The film’s plot revolves around a greedy, scheming man who attempts to gradually drive his new wife insane so that he can eventually steal her murdered aunt’s jewelry. His goal was to make her believe that she was going mad, so that he could have her institutionalized. Inspired by the film’s title, the psychological term ‘gaslighting’ is believed to have been first used by New York Times columnist Maureen Dowd in 1995.
You can spend minutes, hours, days, weeks, or even months over-analyzing a situation, trying to put the pieces together. Or you can just leave the pieces on the floor and move on ~ Tupac Shakur
A ‘gaslighter’ is someone who persistently pushes a false narrative, that makes the gaslighted person question themselves and their reality, or see themselves in a negative light, sometimes to the extent that they question their own worth, judgment, and even their sanity. It can be devastating to someone’s mental health and emotional well-being.
I have noticed an increase in gaslighting experiences among my clients in recent years.
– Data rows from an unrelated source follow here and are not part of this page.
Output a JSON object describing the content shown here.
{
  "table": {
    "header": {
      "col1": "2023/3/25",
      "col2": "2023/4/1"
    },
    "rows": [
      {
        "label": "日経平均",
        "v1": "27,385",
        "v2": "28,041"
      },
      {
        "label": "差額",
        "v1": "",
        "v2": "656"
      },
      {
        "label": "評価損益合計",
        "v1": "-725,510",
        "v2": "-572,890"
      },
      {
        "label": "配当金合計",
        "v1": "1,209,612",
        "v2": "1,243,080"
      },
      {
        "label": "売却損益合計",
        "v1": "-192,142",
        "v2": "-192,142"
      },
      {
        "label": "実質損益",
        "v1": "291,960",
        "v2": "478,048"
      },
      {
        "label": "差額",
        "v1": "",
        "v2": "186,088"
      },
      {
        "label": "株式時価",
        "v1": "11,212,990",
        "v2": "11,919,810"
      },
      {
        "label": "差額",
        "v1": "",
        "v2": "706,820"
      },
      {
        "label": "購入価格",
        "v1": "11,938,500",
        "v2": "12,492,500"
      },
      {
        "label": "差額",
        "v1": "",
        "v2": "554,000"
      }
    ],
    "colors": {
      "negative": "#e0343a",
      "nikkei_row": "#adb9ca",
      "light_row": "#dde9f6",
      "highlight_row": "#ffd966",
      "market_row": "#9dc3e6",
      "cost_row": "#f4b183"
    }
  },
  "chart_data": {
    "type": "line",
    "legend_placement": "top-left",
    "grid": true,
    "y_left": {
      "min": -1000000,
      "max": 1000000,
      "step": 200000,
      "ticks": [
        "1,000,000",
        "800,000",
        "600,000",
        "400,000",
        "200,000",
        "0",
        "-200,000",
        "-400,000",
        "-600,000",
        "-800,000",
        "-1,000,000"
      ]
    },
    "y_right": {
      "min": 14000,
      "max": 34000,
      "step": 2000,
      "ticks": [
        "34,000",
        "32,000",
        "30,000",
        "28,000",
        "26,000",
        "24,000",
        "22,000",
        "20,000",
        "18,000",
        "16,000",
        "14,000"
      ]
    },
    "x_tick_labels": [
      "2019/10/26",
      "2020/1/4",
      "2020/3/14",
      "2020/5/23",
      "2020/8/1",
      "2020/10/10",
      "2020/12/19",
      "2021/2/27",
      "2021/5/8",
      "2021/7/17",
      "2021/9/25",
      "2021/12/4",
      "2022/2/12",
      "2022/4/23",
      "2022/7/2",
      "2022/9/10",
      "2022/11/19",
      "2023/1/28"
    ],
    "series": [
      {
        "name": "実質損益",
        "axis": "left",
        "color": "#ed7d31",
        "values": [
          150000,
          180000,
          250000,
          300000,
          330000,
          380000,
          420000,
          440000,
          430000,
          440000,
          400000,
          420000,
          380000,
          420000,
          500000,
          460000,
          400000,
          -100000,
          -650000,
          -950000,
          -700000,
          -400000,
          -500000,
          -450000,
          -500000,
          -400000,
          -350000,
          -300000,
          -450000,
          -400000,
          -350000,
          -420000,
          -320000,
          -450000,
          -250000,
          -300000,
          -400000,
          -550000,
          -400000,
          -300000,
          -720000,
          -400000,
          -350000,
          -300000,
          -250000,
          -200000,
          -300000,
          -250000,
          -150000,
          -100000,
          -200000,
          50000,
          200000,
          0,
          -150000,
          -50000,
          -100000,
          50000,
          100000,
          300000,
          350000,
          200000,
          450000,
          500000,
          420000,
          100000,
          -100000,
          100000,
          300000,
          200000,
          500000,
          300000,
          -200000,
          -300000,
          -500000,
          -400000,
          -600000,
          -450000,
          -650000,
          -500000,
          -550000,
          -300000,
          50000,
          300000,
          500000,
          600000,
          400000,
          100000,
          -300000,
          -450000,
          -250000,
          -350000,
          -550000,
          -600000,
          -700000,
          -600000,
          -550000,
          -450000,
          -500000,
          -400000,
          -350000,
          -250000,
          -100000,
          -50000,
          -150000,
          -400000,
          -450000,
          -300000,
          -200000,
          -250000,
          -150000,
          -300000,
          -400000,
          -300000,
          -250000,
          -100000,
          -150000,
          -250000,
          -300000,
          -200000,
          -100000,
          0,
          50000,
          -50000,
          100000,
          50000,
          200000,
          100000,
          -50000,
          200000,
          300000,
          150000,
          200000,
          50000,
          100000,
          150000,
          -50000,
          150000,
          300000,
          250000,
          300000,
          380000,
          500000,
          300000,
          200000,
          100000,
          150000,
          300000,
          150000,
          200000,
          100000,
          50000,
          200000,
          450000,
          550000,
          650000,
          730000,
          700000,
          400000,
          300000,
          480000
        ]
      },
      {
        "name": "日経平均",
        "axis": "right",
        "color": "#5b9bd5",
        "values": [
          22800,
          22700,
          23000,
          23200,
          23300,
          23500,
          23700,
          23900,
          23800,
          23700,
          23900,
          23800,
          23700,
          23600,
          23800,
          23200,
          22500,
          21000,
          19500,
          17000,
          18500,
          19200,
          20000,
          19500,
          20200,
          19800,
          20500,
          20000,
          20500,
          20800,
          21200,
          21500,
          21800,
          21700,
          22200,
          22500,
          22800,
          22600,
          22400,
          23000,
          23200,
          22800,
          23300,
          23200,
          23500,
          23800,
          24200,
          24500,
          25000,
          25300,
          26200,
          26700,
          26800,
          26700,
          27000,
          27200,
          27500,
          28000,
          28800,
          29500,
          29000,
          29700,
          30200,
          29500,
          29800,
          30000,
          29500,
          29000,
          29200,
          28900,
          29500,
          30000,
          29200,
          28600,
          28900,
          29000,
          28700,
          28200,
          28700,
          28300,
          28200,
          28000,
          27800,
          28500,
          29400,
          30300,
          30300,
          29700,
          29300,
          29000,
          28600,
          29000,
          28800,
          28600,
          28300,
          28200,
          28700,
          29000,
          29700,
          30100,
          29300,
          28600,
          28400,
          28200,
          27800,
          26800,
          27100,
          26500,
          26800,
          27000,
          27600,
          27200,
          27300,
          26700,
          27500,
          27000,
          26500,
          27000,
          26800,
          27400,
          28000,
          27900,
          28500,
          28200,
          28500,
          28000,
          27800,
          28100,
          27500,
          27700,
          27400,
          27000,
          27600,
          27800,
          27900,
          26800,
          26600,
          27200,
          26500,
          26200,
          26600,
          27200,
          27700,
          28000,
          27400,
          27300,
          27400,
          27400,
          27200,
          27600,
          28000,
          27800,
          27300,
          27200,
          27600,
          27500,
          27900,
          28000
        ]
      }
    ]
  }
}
It is very much a sign of the times. No wonder the term was chosen as the Merriam-Webster dictionary’s 2022 word of the year!
Gaslighting statements some my clients have endured in their relationships include:
I did it because I really love you.
You are imagining things.
If you genuinely love me, then you will do what I ask you to do.
Stop being so overly sensitive and dramatic!
I really don’t know what you are talking about.
What planet are you from?
I am not the problem here, you are.
You really are insane!
By the way, gaslighting can also occur at work. For example, a coworker might spread a false rumor about you, so that you end up having to take the blame for something they did.
Gaslighting is sheer manipulation, a conscious intent to ‘brainwash,’ and nothing less than psychological abuse. The best way to prevent falling victim to it is to remain vigilant in your interactions with others, so that you can recognize it when it happens. That way you have a chance to do something about it early on, before you end up no longer knowing which way is up!
Being taken for granted is an unpleasant but sincere form of praise. Ironically, the more reliable you are, and the less you complain, the more likely you are to be taken for granted ~ Gretchen Rubin
The safest and best way to deal with a gaslighter is to disengage and avoid them completely. If you cannot avoid them, keep interactions short and to the point. Cut short the conversation if necessary.
Most of all, protecting yourself from gaslighting is very difficult if you lack self-belief and self-trust. People who do not know or trust themselves are easier to gaslight. Build your self-awareness and confidence, learn to think for yourself, stand firm in your views, build a strong support network, and share your truth when necessary. Never give away your personal power to anyone.
Gameplaying
Gameplayers, particularly in relationships, are people who engage with you only when it suits them. They smooth talk, constantly dish out compliments, bring you gifts, show lots of interest when they are with you, and even tell you deeply they care about you.
But you never get to meet their family or friends. They are secretive about their life outside your relationship and seldom talk much about themselves. And as much as they tell you they are really into you, they don’t add you on their social media. Most of all, they only spend time with you when it suits them. You are always on their schedule. They can be the life of the party, but are rarely serious about settling down.
How do you handle a gameplayer? Well, that is easy. Never take them seriously.